Original task: {task}
Agent results:
{chr(10).join(f'{k}: {v}' for k, v in results.items())}
Synthesize these into a complete, coherent response.
"""
return orchestrator.run(synthesis_prompt)
Parallel Execution
For independent subtasks, run agents concurrently:
import asyncio
import anthropic
async_client = anthropic.AsyncAnthropic()

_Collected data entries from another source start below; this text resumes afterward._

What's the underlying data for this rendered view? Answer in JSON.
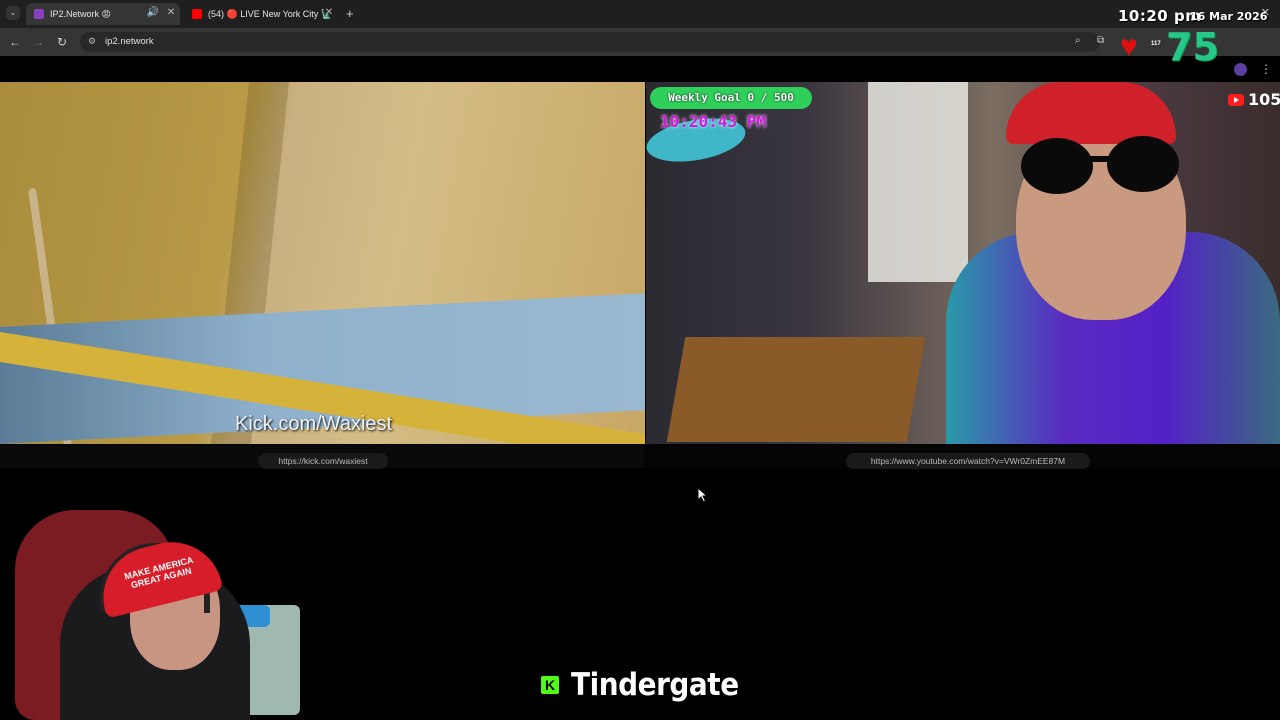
{
  "browser": {
    "tabs": [
      {
        "label": "IP2.Network 😡",
        "active": true,
        "favicon_color": "#8a3fc0"
      },
      {
        "label": "(54) 🔴 LIVE New York City 🗽",
        "active": false,
        "favicon_color": "#ff0000"
      }
    ],
    "address": "ip2.network",
    "icons": {
      "back": "back-arrow-icon",
      "forward": "forward-arrow-icon",
      "reload": "reload-icon",
      "zoom": "zoom-icon",
      "cast": "cast-icon",
      "menu": "kebab-menu-icon"
    }
  },
  "overlay": {
    "clock": "10:20 pm",
    "date": "16 Mar 2026",
    "heart_count": "117",
    "big_number": "75"
  },
  "left_stream": {
    "watermark": "Kick.com/Waxiest",
    "url": "https://kick.com/waxiest"
  },
  "right_stream": {
    "goal": "Weekly Goal 0 / 500",
    "clock": "10:20:43 PM",
    "youtube_count": "105",
    "url": "https://www.youtube.com/watch?v=VWr0ZmEE87M"
  },
  "webcam": {
    "hat_text": "MAKE AMERICA GREAT AGAIN"
  },
  "ticker": {
    "logo": "K",
    "text": "Tindergate"
  },
  "colors": {
    "accent_green": "#27c78a",
    "goal_green": "#2fd05a",
    "kick_green": "#53fc18",
    "clock_magenta": "#d01ae0"
  }
}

async def run_agent_async(agent: Agent, task: str) -> tuple[str, str]:
response = await async_client.messages.create(
model="claude-opus-4-8",
max_tokens=2048,
system=agent.system_prompt,
messages=[{"role": "user", "content": task}]
)
return agent.name, response.content[0].text
async def run_parallel(tasks: dict[str, tuple[Agent, str]]) -> dict[str, str]:
coroutines = [
run_agent_async(agent, task)
for agent, task in tasks.values()
]
results = await asyncio.gather(*coroutines)
return dict(results)
# Run research, writing, and data analysis simultaneously
results = asyncio.run(run_parallel({
"competitor_research": (research_agent, "Find top 5 competitors of Notion"),
"market_size": (data_agent, "Estimate the project management software market size"),
"user_trends": (research_agent, "What are users saying about Notion vs Obsidian?")
}))
Shared State / Memory
Agents need to share context without repeating work:
from dataclasses import dataclass, field
from datetime import datetime
@dataclass
class SharedMemory:
task_id: str
context: dict = field(default_factory=dict)
findings: list[dict] = field(default_factory=list)

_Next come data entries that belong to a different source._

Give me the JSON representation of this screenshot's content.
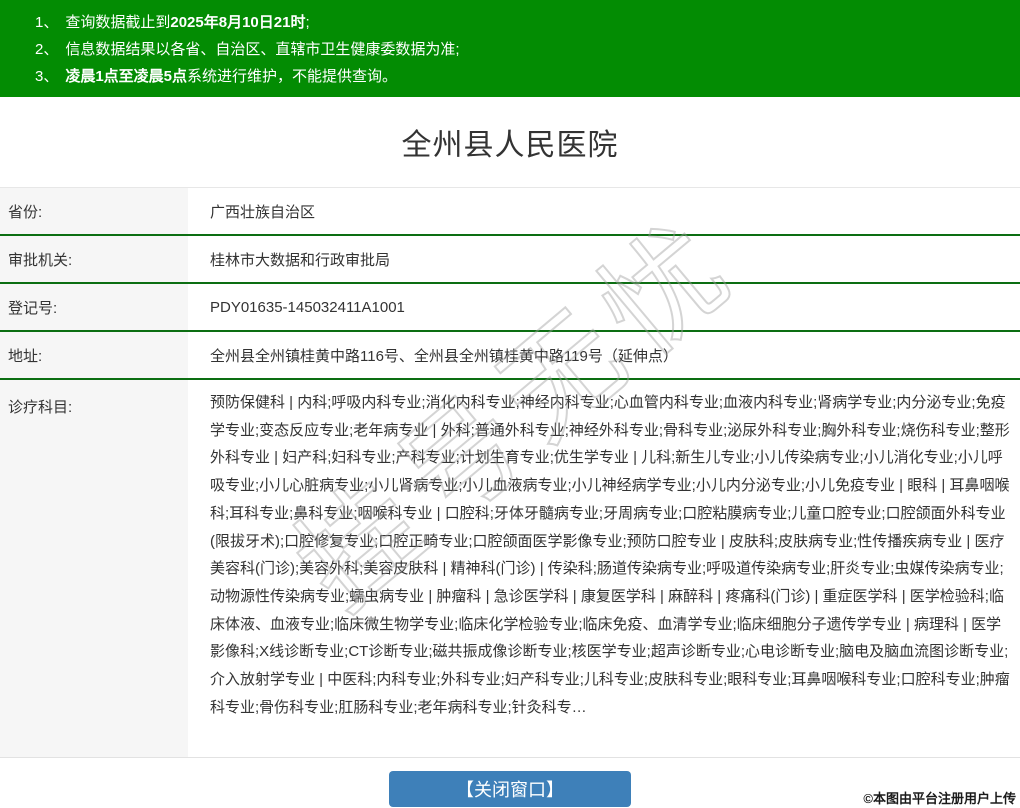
{
  "notices": [
    {
      "num": "1、",
      "pre": "查询数据截止到",
      "bold": "2025年8月10日21时",
      "post": ";"
    },
    {
      "num": "2、",
      "pre": "信息数据结果以各省、自治区、直辖市卫生健康委数据为准;",
      "bold": "",
      "post": ""
    },
    {
      "num": "3、",
      "pre": "",
      "bold": "凌晨1点至凌晨5点",
      "post": "系统进行维护，不能提供查询。"
    }
  ],
  "title": "全州县人民医院",
  "table": {
    "rows": [
      {
        "label": "省份:",
        "value": "广西壮族自治区"
      },
      {
        "label": "审批机关:",
        "value": "桂林市大数据和行政审批局"
      },
      {
        "label": "登记号:",
        "value": "PDY01635-145032411A1001"
      },
      {
        "label": "地址:",
        "value": "全州县全州镇桂黄中路116号、全州县全州镇桂黄中路119号（延伸点）"
      },
      {
        "label": "诊疗科目:",
        "value": "预防保健科 | 内科;呼吸内科专业;消化内科专业;神经内科专业;心血管内科专业;血液内科专业;肾病学专业;内分泌专业;免疫学专业;变态反应专业;老年病专业 | 外科;普通外科专业;神经外科专业;骨科专业;泌尿外科专业;胸外科专业;烧伤科专业;整形外科专业 | 妇产科;妇科专业;产科专业;计划生育专业;优生学专业 | 儿科;新生儿专业;小儿传染病专业;小儿消化专业;小儿呼吸专业;小儿心脏病专业;小儿肾病专业;小儿血液病专业;小儿神经病学专业;小儿内分泌专业;小儿免疫专业 | 眼科 | 耳鼻咽喉科;耳科专业;鼻科专业;咽喉科专业 | 口腔科;牙体牙髓病专业;牙周病专业;口腔粘膜病专业;儿童口腔专业;口腔颌面外科专业(限拔牙术);口腔修复专业;口腔正畸专业;口腔颌面医学影像专业;预防口腔专业 | 皮肤科;皮肤病专业;性传播疾病专业 | 医疗美容科(门诊);美容外科;美容皮肤科 | 精神科(门诊) | 传染科;肠道传染病专业;呼吸道传染病专业;肝炎专业;虫媒传染病专业;动物源性传染病专业;蠕虫病专业 | 肿瘤科 | 急诊医学科 | 康复医学科 | 麻醉科 | 疼痛科(门诊) | 重症医学科 | 医学检验科;临床体液、血液专业;临床微生物学专业;临床化学检验专业;临床免疫、血清学专业;临床细胞分子遗传学专业 | 病理科 | 医学影像科;X线诊断专业;CT诊断专业;磁共振成像诊断专业;核医学专业;超声诊断专业;心电诊断专业;脑电及脑血流图诊断专业;介入放射学专业 | 中医科;内科专业;外科专业;妇产科专业;儿科专业;皮肤科专业;眼科专业;耳鼻咽喉科专业;口腔科专业;肿瘤科专业;骨伤科专业;肛肠科专业;老年病科专业;针灸科专…"
      }
    ]
  },
  "close_button": {
    "label": "【关闭窗口】"
  },
  "footer": {
    "note": "©本图由平台注册用户上传"
  },
  "watermark": {
    "text": "挂号无忧"
  },
  "colors": {
    "header_green": "#038c03",
    "separator_green": "#0c6e12",
    "button_blue": "#3e80b9",
    "label_bg": "#f6f6f6",
    "text": "#333333"
  }
}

completed_subtasks: list[str] = field(default_factory=list)
def add_finding(self, agent: str, content: str, confidence: float = 1.0):
self.findings.append({
"agent": agent,
"content": content,
"confidence": confidence,
"timestamp": datetime.utcnow().isoformat()
})
def get_context_summary(self) -> str:
if not self.findings:
return "No previous findings."
return "\n".join(
f"[{f['agent']}]: {f['content']}"
for f in self.findings[-10:] # Last 10 findings
)
memory = SharedMemory(task_id="research-001")
class MemoryAwareAgent(Agent):
def run_with_memory(self, task: str, memory: SharedMemory) -> str:
context = f"Previous findings:\n{memory.get_context_summary()}"

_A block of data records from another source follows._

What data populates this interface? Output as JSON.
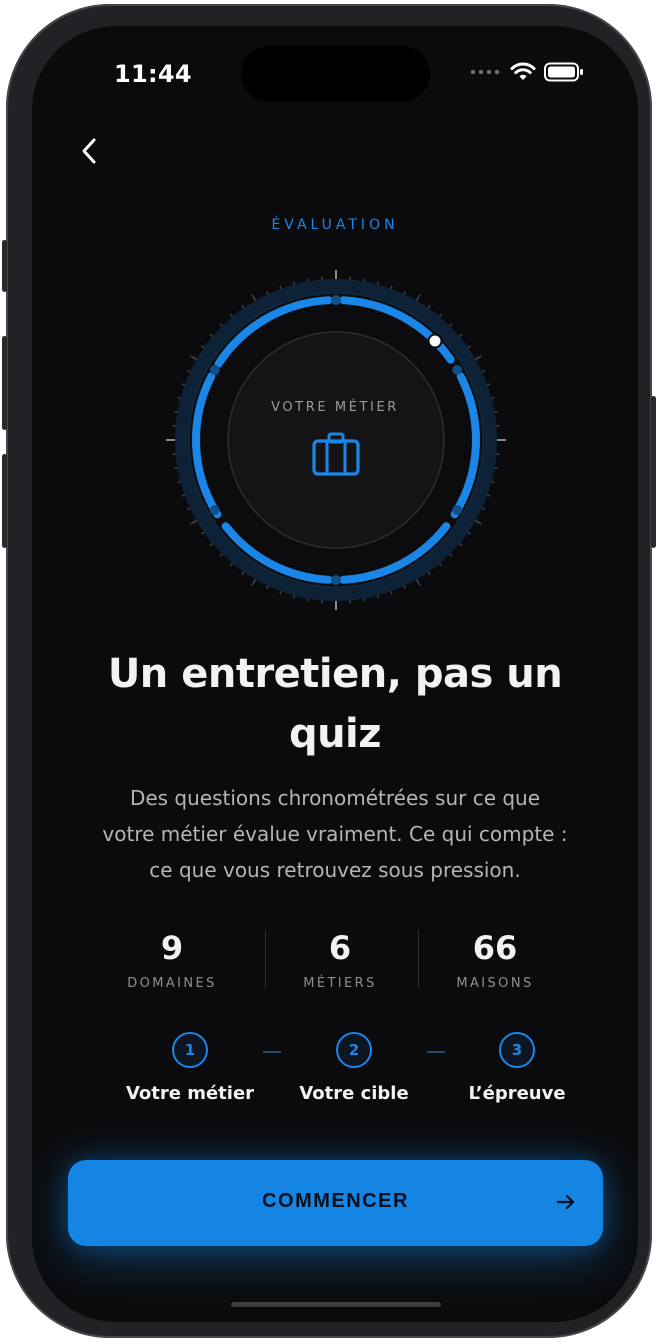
{
  "status_bar": {
    "time": "11:44",
    "icons": [
      "cellular-signal-icon",
      "wifi-icon",
      "battery-icon"
    ]
  },
  "nav": {
    "back_icon": "chevron-left-icon"
  },
  "eyebrow": "ÉVALUATION",
  "dial": {
    "label": "VOTRE MÉTIER",
    "icon": "briefcase-icon",
    "accent_color": "#1a86e8"
  },
  "hero": {
    "title_line1": "Un entretien, pas un",
    "title_line2": "quiz",
    "description_line1": "Des questions chronométrées sur ce que",
    "description_line2": "votre métier évalue vraiment. Ce qui compte :",
    "description_line3": "ce que vous retrouvez sous pression."
  },
  "stats": [
    {
      "value": "9",
      "label": "DOMAINES"
    },
    {
      "value": "6",
      "label": "MÉTIERS"
    },
    {
      "value": "66",
      "label": "MAISONS"
    }
  ],
  "steps": [
    {
      "number": "1",
      "label": "Votre métier"
    },
    {
      "number": "2",
      "label": "Votre cible"
    },
    {
      "number": "3",
      "label": "L’épreuve"
    }
  ],
  "cta": {
    "label": "COMMENCER",
    "icon": "arrow-right-icon"
  },
  "colors": {
    "accent": "#1485e3",
    "background": "#0b0b0d",
    "text": "#f2f2f4"
  }
}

result = self.run(task, context)
memory.add_finding(self.name, result[:500]) # Store summary
return result
Agent Handoffs
Some tasks require one agent to pass control to another mid-task:
HANDOFF_TOOL = {
"name": "handoff_to_agent",
"description": "Transfer control to a specialized agent for a specific subtask",
"input_schema": {
"type": "object",
"properties": {
"agent": {"type": "string", "description": "Agent name to hand off to"},
"task": {"type": "string", "description": "Specific task for that agent"},
"context": {"type": "string", "description": "Context needed for the task"}
},
"required": ["agent", "task"]
}
}
def handle_handoff(agent_name: str, task: str, context: str, agents: dict) -> str:
if agent_name not in agents:
return f"Error: Unknown agent {agent_name}"
return agents[agent_name].run(task, context)
Cost and Latency Management
Multi-agent systems multiply API costs. Optimize:
# Use cheaper models for simple subtasks
AGENT_MODELS = {
"research": "claude-haiku-4-5-20251001", # Fast, cheap for search/retrieval
"writing": "claude-opus-4-8", # Best for prose
"coding": "claude-sonnet-5", # Good balance for code
"verification": "claude-haiku-4-5-20251001" # Quick fact checks
}
# Cache agent outputs for identical inputs
from functools import lru_cache
@lru_cache(maxsize=100)
def cached_agent_run(agent_name: str, task_hash: str) -> str:
return agents[agent_name].run(task_hash) # task_hash is a hash of the task
Multi-agent systems work best when: tasks are clearly divisible, agents can work in parallel, and each agent has a genuinely different specialty. For simple tasks, a single well-prompted agent is almost always better.